International Society of Political Psychology

Conference Abstracts

2GG The Dynamics of Power and Trust for Intragroup and Intergroup Relations

(Session Organizer) Felicia Pratto, University of Connecticut; (Chair) Felicia Pratto, University of Connecticut; (Chair) Jennifer Sheehy-Skeffington, Harvard University

Conference: ISPP 2011
Affiliation: University of Connecticut
Research Area: Intergroup relations

Much of politics, and indeed of social life, concerns power relations and levels of trust or mistrust among individuals and between groups. Coalitions, group formation, and negotiation depend to some extent on trust and are often means of trying to balance power inequities.

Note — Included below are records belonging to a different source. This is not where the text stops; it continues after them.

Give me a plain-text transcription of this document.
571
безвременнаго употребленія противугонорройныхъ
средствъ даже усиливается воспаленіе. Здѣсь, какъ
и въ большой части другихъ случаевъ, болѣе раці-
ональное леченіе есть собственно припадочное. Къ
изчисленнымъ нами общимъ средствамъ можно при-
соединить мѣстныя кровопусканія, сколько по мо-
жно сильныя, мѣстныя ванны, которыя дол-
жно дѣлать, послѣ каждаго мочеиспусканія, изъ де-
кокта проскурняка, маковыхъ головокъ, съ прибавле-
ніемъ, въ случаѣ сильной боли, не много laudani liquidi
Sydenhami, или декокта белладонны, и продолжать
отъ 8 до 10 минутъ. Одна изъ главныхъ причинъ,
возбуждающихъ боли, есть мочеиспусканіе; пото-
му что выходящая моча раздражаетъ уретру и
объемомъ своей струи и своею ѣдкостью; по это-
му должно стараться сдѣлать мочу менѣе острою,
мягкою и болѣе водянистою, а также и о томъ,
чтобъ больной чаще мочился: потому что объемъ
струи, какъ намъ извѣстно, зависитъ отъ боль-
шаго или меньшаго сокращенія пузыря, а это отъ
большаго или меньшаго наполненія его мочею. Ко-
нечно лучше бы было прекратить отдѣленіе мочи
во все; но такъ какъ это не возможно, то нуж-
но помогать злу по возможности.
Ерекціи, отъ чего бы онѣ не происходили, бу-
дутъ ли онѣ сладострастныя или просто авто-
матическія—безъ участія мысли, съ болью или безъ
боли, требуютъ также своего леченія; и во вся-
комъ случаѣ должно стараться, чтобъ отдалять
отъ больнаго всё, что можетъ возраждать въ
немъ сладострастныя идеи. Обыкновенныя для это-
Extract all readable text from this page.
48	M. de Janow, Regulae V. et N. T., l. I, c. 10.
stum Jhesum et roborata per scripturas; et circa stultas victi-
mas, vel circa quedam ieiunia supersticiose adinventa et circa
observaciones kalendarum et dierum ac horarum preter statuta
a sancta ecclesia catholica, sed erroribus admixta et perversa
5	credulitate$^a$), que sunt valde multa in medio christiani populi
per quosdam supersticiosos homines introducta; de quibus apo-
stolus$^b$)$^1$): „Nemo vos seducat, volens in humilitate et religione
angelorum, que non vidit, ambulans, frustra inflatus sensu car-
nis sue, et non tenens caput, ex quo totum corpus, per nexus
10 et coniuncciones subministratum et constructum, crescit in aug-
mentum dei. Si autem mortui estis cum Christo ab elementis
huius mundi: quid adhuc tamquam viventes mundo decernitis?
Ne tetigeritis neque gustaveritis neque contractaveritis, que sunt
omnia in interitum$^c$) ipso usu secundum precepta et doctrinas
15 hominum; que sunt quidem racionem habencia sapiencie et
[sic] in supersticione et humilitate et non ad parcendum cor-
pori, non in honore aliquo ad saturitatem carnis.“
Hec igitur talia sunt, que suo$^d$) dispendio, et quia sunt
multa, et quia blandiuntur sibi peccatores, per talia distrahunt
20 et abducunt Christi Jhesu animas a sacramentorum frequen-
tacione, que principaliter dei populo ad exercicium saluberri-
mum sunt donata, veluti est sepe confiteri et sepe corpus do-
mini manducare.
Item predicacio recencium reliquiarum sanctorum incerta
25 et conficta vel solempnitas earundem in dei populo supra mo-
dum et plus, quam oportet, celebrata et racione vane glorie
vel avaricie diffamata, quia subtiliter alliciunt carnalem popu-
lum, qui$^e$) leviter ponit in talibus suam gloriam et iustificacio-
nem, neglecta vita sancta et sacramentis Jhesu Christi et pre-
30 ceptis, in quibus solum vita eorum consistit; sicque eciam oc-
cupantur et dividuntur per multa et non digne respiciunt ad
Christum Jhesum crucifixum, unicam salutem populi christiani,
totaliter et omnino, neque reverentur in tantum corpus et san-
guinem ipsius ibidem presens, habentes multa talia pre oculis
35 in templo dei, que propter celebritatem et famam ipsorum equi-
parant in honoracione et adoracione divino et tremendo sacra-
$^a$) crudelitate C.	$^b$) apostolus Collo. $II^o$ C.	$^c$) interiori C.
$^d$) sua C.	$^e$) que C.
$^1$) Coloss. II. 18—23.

The present symposium goes beyond power and trust as two basic dimensions of social judgment using experiments that show how power relations and judgments of whether power is used in a moral or beneficent way changes relationships. The presenters use different theoretical frames and methods to explore new implications of power and trust for intra- and intergroup relations. Lee considers what kinds of power and its social purpose (self-prioritizing or pro-social) lead different social groups to be judged high or low in power and in trustworthiness. Sheehy-Skeffington and Sidanius show that people implicitly adopt the power perspective of those they observe, although they take a complementary perspective when they share group membership with them. Bruneau and Saxe show with naturalistic samples and experiments that having high power reduces moral prohibitions against harming others. Stewart et al. show that when local cultures privilege agency, people use violence more and come to view their local society as more competitive and harsh, compared to cultures in which communion is privileged. Thus, all four talks will examine how power and trust influence the quality of relationships either within groups (Sheehy-Skeffington & Sidanius, Stewart et al.) or between groups (Lee, Bruneau & Saxe) that inform the psychology of politics.